El devoto puede alcanzar apana dasa a partir de raganuga sadhana, en donde las prescripciones de las Escrituras son mínimas, o a través de vaidhi sadhana, en donde la confianza en las reglas adecuadas de la Escritura es predominante. Si la jiva progresa a través de los estados de fe, práctica, purificación, firmeza, sabor y vinculación, en vaidhi o en raganuga sadhana, llega entonces al estado de bhava, el prema preliminar. Es en este punto donde se alcanza apana-dasa; y en este estado, más allá de las categorías de sadhana bhakti, cuando las reglas de las Escrituras serán descartadas como abrumadoras para el servicio, las concepciones de raganuga y vaidhi serán ambas descartadas.
Aquí, se irá la identificación con el cuerpo material y predominará la identificación con el cuerpo espiritual (svarupa-siddhi), en el cual la jiva siempre verá a Vrndavana y servirá a Radha y a Krishna. Este estado final se llama sampatti dasa.
Por la misericordia de Krishna, el cuerpo, mente e inteligencia materiales y el ego falso del devoto, serán desterrados, apareciendo éste en un cuerpo espiritual puro, y sirviendo a Radha y a Krishna, junto con sus eternos asociados.
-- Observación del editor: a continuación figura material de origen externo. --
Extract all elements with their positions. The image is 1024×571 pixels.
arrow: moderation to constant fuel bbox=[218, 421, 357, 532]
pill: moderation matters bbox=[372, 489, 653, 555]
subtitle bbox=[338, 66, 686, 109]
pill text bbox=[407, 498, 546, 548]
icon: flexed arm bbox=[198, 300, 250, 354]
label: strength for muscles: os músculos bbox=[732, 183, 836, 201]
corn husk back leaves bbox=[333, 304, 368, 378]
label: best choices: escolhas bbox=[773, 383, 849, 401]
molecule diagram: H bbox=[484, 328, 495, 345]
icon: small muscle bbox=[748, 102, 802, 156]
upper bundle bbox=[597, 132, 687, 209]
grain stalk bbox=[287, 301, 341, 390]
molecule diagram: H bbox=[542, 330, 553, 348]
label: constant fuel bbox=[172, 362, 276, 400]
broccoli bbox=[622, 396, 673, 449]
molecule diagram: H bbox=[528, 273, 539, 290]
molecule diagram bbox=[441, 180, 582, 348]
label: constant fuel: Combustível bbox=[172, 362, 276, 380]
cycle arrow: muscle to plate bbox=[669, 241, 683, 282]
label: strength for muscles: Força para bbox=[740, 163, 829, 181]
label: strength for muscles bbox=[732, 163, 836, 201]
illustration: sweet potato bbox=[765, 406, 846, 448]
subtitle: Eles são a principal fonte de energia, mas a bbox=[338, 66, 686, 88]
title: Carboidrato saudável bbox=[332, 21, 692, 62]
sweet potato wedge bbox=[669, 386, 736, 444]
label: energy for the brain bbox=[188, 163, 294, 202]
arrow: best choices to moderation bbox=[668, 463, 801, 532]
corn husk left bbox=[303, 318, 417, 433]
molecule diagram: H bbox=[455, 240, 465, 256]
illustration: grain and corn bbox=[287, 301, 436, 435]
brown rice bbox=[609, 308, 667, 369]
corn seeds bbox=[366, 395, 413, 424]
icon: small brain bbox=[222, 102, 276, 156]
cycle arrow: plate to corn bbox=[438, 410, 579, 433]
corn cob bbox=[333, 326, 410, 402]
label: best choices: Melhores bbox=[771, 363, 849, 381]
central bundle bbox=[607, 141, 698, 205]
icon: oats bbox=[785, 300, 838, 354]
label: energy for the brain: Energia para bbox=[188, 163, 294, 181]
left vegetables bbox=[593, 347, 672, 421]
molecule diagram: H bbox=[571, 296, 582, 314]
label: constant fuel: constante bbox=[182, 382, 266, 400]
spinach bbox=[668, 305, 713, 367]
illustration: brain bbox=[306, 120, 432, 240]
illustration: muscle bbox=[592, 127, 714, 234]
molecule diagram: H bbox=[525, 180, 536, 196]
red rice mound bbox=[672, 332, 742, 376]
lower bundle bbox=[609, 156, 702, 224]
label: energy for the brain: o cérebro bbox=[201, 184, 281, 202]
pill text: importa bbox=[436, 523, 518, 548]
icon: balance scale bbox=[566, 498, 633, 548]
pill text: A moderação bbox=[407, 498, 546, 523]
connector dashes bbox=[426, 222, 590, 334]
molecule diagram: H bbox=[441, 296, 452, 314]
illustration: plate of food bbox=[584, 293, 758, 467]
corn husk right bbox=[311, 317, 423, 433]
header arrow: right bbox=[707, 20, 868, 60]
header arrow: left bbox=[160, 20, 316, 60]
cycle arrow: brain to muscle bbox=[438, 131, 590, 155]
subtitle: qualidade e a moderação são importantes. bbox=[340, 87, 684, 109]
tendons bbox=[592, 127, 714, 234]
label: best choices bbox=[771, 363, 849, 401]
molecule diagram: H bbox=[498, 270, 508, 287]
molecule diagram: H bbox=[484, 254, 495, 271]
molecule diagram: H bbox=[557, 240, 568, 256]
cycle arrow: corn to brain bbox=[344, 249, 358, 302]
La jiva puede alcanzar este quinto estado perfeccionando rasa, y al seguir el Nombre llega a purificarse.
Por lo tanto, la jiva creyente deberá emprender con fe el canto del Nombre, así como seria y constantemente y en buena asociación. Tomará la asociación de los vaisnavas superiores, evitará la asociación materialista y habitará lejos del resplandor materialista. Por la fuerza de estas tres instrucciones, alcanzará su posición de gloria real.
Hari Das dijo: “Soy bajo, de mente ruin y absorto en el disfrute material, siempre rehusando la buena asociación. Sin embargo, estoy implorando una misericordia sin causa para progresar hacia el estado rasa del bhakti”.
Diciendo esto, Hari Das cayó inconsciente a los pies de loto de Sri Caitanya, quien dijo: “Escucha, Hari Das: en el futuro, la gente de mente perversa degradará estos íntimos pasatiempos, pero los que son verdaderamente devotos comprenderán la suprema enseñanza que tú has dado. Refugiándose en este conocimiento y refugiándose en el Nombre, ellos cantarán el Nombre y adorarán a Krishna alejados de los materialistas; y la jiva alcanzará la fe en el bhakti a través del sukrti acumulado, de la actividad devocional pasada.
Es difícil para todas los jivas obtener bhakti; pero para ayudarles a estas personas a permanecer fijas en el bhakti, condúcelas por un sendero directo a casa. He venido a predicar el yuga dharma del Santo Nombre, y tú estás ayudándome a cumplir esta actividad al describir la plena verdad acerca del Santo Nombre”.
Quien alcance el pleno néctar de la piedra de toque del Santo Nombre, adorando a Krishna con emoción espontánea, alcanza pleno éxito y dicha. Yo, un pícaro indigno, que llora, tomo los pies de esa persona y ruego que él distribuya la bienaventuranza y me permita beber sólo una partícula del nectáreo rasa.